Twelve years into his band’s extended hiatus (they did tour in 2023), seven years into lush annual residencies at NYC’s capitol of cabaret, Café Carlyle, and five years after his fam-heavy latest solo record The Loves of Your Life, Hamilton Leithauser has found an exquisite blend of raspy, lounge-lizard crooning and angsty Walkmen art-rocking on his newest album, This Side of the Island. Not that Loves and its predecessor, 2016’s Rostam collaboration I Had a Dream That You Were Mine, weren’t great, but they weren’t riveting, weren’t dynamic. Now, in the guise of suspicion, the fright of uncertainty, and the world-weariness of a guy with kids in yet another time of cholera, Leithauser sings ire-driven, interpersonal phrases such as “Our love and our city were built to collapse” with the conviction of a man ripped from the sanity, comfort, and symmetry of those earlier solo efforts—yet still remains empathetic. 

Co-produced by Leithauser, The National’s Aaron Dessner (post–Taylor Swift and Gracie Abrams credits), and Hamilton’s wife, sound expert Anna Stumpf, This Side of the Island features gutsier melodies, gustier vocals, groovier rhythms, and a distressed lyricism that manages to portray black humor and love’s angry angles without losing Leithauser’s usual good-guy optimism. Seriously, have you ever heard anyone say they don’t like Hamilton Leithauser? No way. As a Walkman and as a stand-up soloist, he’s become the John Mulaney of the indie-rock world, or even—as I’ve also written of Neil Tennant and Rufus Wainwright—Noel Coward in a leather bar. 

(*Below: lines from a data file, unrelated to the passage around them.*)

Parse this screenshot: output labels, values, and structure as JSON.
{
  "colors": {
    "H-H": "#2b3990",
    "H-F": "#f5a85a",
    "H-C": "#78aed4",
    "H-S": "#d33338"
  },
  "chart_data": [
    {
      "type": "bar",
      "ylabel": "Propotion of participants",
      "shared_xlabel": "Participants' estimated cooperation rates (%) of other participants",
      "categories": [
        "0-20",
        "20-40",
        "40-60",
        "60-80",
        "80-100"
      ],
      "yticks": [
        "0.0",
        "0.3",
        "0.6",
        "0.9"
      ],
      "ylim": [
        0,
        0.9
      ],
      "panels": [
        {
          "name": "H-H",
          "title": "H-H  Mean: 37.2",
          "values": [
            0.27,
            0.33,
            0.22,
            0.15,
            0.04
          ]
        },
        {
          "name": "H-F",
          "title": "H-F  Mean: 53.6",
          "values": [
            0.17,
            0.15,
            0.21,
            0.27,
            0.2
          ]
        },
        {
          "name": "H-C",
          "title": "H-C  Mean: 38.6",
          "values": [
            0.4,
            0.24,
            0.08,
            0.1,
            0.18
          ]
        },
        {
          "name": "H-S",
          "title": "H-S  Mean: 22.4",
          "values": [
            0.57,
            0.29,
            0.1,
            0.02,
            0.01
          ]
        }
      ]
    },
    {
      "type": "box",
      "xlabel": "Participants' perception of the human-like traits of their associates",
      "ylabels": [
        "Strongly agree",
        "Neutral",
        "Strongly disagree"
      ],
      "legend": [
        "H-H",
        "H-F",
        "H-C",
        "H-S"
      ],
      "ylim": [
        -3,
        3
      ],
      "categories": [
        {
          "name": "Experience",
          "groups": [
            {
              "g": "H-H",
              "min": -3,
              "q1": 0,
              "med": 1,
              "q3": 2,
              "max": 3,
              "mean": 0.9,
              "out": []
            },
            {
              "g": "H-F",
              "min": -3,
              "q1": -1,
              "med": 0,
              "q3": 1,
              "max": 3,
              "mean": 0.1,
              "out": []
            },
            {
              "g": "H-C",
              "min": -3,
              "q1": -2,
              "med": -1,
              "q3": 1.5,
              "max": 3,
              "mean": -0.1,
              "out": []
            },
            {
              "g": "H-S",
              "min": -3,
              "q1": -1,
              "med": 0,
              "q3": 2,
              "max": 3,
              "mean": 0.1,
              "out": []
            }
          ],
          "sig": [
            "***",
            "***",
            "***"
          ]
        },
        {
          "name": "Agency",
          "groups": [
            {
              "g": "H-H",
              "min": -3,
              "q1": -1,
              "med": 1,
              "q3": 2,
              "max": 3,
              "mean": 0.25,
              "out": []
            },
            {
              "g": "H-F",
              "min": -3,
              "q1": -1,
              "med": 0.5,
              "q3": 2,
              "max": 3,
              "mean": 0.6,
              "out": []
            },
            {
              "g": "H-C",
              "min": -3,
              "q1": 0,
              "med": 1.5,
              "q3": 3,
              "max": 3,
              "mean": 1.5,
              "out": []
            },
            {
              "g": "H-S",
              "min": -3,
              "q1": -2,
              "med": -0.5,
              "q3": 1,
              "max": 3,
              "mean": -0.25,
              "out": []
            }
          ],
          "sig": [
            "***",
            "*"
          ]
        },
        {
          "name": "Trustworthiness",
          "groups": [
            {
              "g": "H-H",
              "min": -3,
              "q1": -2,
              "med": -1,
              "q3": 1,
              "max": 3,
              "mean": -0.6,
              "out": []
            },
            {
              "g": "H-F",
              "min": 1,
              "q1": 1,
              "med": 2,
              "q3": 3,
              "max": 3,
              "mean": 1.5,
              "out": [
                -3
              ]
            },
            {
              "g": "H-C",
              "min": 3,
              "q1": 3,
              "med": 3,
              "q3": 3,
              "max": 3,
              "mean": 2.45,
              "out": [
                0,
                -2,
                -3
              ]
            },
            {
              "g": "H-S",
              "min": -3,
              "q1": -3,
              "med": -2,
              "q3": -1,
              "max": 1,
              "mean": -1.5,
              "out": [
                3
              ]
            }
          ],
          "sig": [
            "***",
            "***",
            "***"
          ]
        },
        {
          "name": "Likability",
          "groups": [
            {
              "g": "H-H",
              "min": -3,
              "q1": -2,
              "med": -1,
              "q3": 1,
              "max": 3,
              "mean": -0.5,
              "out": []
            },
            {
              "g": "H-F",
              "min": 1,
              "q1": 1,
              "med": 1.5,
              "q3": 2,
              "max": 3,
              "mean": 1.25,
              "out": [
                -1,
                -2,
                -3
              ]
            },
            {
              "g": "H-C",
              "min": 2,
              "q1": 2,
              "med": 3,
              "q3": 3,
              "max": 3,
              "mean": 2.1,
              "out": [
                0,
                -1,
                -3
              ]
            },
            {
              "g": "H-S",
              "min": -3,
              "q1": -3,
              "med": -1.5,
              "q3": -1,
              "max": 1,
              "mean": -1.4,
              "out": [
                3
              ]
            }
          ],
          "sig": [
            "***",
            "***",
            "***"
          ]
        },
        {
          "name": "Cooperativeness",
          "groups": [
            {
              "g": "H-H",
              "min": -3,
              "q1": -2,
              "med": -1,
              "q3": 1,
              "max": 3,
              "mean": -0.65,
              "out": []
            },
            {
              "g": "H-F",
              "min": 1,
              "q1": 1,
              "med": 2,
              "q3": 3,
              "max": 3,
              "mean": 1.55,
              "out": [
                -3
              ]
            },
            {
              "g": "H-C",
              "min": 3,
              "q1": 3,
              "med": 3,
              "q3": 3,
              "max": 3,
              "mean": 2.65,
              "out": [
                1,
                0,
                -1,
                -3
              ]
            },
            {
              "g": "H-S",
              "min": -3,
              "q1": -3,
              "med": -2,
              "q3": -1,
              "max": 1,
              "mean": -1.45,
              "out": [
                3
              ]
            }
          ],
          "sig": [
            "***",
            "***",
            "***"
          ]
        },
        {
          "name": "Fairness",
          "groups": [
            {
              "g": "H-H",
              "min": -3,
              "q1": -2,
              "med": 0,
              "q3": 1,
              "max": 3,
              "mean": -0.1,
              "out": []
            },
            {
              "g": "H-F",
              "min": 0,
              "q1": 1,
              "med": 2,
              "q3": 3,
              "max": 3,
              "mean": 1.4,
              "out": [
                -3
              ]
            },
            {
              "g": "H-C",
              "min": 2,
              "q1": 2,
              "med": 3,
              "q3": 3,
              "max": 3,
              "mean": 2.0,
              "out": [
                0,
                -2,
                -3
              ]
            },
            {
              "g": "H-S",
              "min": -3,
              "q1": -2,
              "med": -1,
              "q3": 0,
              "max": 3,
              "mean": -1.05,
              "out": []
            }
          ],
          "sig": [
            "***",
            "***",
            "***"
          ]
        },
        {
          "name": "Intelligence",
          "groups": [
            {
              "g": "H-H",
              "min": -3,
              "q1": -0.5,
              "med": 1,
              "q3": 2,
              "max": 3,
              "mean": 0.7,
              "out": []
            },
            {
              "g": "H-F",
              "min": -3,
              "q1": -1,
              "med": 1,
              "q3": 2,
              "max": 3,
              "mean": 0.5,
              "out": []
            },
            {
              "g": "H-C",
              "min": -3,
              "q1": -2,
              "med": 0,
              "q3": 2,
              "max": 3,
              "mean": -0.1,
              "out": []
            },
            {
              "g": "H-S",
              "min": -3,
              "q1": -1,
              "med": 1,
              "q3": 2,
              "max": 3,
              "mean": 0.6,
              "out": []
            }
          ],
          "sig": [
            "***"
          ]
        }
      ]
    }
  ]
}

Sonically, Hamilton’s Island is hot with cosmopolitan percussive moves and the ripples of small-combo jazzy orchestration on “What Do You Think” and “Ocean Roar,” while leaving room for snaky slide guitars and near-country swing on “I Was Right.” Yet for all of his and his collaborators’ calls for saxophones and xylophones, Leithauser’s expressive voice is his own best instrument, one that—on a mini-big guitar epic such as “Knockin’ Heart”—shows off more sensual color and passionate emotion than we’ve heard from him since Everyone Who Pretended to Like Me Is Gone, with lovestruck lyrics like “There’s no one who’s gonna need you like I do tonight.”